Houve uma breve pausa, durante a qual Chul permaneceu imóvel ao meu lado.
— Ele disse que foi interceptado quase imediatamente por uma patrulha de dragões. Ele alegou estar à sua procura, então o levaram ao Castelo Indrath. Lady Myre o encontrou lá. Ela tem sido… muito gentil, segundo ele.
— Será que ela sabe quem ele realmente é? — perguntei, usando Regis para nos comunicarmos sem palavras, da mesma forma que ele havia compartilhado as últimas palavras de Tessia quando pensávamos que ela estava morrendo.
— Oof. Sim. Ao que parece, ele se apresentou como “Chul do Clã Asclapius, irmão em vingança de Lorde Arthur Leywin”… para praticamente todo mundo.
Suprimi um gemido. — E Kezess? Kezess sabe?
— Ele não tem certeza. Nunca o viu.
— Você está bem, Chul? — perguntou Myre. — Parece não estar muito bem.
Chul limpou a garganta e me lançou um olhar de soslaio.
— Ah…
Regis saiu do corpo de Chul e voltou para o meu. O grande meio-asura imediatamente relaxou.
— Obrigado, Lady Indrath. Estou bem. Apenas…
— Sobrecarregado? — completou minha mãe, dando um leve tapa em sua mão. — Senti o mesmo muitas vezes desde que fui trazida para cá pela primeira vez.

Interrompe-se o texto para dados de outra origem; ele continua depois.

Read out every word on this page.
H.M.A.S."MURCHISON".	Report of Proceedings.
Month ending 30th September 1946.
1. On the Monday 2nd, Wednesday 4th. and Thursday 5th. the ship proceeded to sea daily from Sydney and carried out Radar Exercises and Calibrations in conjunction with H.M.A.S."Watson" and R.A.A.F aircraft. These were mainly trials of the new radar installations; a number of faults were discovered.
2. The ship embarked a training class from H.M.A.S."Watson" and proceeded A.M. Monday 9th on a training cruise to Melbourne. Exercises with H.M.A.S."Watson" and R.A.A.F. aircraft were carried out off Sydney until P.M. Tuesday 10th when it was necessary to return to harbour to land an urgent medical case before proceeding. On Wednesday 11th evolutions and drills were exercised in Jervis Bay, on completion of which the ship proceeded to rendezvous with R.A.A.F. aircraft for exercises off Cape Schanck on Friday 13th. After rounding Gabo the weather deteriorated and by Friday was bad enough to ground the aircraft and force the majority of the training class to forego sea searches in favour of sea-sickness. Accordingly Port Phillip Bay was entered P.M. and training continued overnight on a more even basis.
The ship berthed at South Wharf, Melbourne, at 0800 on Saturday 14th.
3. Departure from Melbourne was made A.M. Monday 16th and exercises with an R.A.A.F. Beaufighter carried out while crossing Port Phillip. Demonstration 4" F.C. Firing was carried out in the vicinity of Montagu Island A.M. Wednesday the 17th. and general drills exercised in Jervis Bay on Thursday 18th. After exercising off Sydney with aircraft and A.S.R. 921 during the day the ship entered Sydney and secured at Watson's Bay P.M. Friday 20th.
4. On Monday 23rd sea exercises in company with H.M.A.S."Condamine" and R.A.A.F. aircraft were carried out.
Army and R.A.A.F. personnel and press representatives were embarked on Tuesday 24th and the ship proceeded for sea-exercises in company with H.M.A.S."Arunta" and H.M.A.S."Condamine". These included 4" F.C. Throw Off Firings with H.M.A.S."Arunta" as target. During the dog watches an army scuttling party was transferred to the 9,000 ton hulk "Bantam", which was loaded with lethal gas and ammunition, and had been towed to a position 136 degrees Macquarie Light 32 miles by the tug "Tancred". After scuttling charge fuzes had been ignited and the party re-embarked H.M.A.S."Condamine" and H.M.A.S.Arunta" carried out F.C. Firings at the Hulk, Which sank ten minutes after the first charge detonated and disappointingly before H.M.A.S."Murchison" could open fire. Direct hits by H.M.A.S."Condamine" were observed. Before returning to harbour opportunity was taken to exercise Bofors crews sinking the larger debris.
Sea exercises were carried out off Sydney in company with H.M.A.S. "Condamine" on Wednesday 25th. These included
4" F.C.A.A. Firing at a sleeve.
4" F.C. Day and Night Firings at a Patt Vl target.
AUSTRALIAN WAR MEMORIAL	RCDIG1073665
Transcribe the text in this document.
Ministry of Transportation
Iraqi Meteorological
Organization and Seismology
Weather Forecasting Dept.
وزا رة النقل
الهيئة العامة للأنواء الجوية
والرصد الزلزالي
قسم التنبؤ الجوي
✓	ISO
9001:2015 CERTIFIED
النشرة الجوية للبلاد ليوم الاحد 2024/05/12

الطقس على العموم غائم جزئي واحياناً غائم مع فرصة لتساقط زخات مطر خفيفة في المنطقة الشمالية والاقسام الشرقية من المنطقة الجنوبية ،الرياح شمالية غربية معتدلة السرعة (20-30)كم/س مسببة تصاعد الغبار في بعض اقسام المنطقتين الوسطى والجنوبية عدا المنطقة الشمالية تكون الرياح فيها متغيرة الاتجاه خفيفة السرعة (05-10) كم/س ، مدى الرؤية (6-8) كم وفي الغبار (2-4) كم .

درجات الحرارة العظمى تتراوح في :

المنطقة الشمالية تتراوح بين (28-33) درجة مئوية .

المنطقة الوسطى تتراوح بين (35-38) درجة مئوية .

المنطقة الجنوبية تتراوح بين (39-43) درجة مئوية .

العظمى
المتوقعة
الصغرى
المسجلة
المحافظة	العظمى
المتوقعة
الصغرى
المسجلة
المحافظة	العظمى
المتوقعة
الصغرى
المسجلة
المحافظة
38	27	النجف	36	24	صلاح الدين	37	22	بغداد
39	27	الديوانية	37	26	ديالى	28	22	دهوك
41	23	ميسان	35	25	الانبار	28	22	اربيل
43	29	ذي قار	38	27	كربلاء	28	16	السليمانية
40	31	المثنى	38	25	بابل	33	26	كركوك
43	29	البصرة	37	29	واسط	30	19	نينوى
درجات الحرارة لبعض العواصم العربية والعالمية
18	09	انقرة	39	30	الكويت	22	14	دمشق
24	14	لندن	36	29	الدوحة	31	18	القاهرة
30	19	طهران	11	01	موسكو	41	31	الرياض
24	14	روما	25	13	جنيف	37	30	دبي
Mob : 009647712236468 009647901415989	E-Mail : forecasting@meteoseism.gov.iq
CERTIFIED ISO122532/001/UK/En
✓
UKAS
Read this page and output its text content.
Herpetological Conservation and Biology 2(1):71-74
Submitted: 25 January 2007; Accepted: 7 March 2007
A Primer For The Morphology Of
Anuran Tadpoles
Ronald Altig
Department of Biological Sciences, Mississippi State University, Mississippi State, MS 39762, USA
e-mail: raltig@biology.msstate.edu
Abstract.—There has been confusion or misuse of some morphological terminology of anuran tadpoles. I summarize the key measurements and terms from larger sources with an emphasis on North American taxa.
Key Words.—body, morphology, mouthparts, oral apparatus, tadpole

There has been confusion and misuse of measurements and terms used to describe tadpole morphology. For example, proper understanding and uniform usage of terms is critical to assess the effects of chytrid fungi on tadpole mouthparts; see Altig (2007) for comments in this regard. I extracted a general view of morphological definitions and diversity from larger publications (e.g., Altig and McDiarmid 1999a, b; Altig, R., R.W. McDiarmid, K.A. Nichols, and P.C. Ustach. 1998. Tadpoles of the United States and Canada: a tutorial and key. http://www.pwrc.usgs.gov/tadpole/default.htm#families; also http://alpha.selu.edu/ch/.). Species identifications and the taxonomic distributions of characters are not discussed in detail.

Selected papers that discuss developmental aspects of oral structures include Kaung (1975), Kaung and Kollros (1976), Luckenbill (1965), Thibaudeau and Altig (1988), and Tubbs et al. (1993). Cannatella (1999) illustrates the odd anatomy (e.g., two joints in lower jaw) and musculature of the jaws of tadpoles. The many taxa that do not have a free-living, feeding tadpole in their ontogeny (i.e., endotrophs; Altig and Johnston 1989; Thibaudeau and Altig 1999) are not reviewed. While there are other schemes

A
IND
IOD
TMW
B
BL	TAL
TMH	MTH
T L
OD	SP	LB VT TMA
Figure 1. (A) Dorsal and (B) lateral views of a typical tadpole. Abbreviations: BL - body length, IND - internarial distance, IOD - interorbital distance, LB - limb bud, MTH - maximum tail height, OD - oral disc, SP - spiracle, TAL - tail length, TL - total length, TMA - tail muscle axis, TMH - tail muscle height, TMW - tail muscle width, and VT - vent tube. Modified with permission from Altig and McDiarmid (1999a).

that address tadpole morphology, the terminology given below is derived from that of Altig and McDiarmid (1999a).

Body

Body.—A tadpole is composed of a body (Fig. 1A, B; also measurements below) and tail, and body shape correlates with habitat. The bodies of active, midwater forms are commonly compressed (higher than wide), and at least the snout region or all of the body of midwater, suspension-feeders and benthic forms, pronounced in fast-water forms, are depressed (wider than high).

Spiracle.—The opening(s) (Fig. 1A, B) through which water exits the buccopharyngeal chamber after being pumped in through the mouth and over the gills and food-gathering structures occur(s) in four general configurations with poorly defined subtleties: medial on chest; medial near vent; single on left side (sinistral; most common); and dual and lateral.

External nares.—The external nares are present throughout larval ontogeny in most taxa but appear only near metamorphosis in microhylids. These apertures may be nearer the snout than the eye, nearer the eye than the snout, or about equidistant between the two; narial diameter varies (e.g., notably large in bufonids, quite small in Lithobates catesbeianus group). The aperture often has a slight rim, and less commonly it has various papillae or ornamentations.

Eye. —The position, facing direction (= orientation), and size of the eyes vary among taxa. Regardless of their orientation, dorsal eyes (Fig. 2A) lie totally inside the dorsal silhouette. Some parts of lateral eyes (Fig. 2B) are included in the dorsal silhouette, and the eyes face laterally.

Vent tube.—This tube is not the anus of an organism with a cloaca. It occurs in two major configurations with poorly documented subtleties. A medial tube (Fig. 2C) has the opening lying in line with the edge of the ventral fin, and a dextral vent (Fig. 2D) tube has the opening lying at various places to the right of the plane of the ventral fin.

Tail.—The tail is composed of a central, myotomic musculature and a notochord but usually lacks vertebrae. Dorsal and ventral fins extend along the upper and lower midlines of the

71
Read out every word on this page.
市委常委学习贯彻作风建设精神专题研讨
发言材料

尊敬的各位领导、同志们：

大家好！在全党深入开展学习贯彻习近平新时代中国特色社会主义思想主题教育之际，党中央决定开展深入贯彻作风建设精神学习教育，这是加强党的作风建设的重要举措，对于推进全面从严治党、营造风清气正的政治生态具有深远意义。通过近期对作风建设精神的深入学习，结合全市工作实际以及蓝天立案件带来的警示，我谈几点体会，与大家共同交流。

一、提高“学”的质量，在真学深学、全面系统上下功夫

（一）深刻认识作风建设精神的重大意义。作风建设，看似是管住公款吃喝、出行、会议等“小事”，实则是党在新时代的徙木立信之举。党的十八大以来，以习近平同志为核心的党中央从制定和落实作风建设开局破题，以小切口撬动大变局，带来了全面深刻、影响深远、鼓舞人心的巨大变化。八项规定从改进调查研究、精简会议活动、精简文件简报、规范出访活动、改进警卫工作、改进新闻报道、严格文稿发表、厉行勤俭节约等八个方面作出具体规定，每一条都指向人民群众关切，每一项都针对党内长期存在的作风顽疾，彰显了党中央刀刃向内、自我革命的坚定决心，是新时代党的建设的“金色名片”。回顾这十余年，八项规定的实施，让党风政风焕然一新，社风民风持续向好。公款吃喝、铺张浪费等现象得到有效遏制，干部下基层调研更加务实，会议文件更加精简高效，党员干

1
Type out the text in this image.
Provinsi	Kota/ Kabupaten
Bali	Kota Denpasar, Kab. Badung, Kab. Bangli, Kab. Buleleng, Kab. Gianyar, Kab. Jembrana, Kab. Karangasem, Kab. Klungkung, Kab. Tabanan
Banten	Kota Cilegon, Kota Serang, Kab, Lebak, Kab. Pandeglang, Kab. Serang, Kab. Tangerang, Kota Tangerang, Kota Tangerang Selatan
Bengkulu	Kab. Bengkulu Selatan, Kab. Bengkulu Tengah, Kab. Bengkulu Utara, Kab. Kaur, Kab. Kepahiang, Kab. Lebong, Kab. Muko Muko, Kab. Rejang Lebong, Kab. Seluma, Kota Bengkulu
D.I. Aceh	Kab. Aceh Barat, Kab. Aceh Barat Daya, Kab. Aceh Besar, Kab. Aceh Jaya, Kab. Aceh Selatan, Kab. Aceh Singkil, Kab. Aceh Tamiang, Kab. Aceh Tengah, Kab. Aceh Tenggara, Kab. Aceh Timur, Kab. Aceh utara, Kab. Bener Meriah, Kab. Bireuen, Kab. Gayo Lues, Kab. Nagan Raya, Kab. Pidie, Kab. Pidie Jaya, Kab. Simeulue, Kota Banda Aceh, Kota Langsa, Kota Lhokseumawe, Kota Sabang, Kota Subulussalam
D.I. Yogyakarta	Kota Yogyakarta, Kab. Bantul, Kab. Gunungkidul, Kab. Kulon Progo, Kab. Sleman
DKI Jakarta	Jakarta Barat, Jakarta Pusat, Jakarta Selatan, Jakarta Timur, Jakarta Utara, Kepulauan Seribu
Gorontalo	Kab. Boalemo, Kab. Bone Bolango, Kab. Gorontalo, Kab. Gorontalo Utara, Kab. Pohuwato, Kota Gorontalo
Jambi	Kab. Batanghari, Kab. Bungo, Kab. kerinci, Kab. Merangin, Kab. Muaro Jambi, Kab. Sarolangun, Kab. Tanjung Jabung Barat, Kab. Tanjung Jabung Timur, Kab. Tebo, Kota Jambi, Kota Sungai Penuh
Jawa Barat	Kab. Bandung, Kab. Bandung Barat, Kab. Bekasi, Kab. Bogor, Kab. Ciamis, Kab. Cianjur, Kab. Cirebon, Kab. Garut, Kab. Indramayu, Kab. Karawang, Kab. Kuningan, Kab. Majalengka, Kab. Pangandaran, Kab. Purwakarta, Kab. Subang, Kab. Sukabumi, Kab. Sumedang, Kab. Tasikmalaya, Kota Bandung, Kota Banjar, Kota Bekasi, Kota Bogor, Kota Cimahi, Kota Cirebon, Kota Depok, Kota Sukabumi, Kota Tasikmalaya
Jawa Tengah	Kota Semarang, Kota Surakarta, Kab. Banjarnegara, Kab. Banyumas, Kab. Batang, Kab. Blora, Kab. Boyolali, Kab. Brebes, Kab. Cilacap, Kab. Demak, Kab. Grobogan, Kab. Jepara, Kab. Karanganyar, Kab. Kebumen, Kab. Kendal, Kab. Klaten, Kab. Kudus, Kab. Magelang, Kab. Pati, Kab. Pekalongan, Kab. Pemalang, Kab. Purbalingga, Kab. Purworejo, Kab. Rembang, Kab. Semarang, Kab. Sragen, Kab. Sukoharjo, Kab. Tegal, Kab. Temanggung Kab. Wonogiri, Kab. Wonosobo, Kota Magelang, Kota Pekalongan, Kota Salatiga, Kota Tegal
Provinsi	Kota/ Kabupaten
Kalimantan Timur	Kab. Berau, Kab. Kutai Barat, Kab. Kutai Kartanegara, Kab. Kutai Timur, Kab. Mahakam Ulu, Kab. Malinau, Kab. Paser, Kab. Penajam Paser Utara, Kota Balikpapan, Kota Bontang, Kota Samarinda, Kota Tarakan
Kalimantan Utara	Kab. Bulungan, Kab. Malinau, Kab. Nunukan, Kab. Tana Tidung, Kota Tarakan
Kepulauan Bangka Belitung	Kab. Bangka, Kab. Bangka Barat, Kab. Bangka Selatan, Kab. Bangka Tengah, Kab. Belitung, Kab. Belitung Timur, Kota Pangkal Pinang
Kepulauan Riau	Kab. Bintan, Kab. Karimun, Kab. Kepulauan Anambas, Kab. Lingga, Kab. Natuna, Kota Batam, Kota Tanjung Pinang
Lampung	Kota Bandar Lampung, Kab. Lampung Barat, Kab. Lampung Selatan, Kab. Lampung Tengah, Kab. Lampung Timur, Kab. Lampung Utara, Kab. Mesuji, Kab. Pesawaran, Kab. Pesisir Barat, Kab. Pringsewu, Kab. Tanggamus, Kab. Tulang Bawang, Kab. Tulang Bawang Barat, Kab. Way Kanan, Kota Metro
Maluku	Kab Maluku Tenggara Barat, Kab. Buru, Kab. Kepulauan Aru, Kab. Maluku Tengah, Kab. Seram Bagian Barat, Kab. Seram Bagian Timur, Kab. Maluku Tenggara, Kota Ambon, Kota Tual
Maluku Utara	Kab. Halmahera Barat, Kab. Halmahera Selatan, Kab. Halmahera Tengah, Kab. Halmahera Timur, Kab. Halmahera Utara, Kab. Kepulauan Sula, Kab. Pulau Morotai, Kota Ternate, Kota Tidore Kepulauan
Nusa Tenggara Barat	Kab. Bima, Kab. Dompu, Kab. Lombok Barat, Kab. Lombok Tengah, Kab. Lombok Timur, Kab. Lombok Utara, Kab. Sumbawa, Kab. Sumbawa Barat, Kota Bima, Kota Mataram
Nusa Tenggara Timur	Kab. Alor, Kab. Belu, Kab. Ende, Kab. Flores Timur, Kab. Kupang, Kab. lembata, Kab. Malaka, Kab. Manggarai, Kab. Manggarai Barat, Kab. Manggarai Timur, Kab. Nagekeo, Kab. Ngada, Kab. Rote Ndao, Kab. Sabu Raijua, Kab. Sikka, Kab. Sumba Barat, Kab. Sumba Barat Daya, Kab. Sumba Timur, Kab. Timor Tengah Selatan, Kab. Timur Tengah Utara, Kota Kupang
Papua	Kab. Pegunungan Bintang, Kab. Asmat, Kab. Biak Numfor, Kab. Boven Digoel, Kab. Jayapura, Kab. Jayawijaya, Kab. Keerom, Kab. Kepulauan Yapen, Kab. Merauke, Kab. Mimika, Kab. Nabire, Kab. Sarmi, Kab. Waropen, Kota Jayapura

Meus olhos encontraram os de Myre do outro lado da mesa.
Essa mulher tinha sido como uma avó para mim, uma vez. Ela me guiou nos primeiros passos enquanto eu aprendia sobre o éter. Porém, eu não podia mais confiar nela.
— Não podemos ir embora — pensei, respondendo à pergunta de Sylvie. — Ainda não. Talvez não por um tempo. Teremos que confiar que Caera e Seris conseguirão lidar com isso, seja o que for.
Regis, Sylvie e eu, nossas mentes conectadas, permanecíamos isolados dos outros, partilhando o peso crescente de nossas preocupações.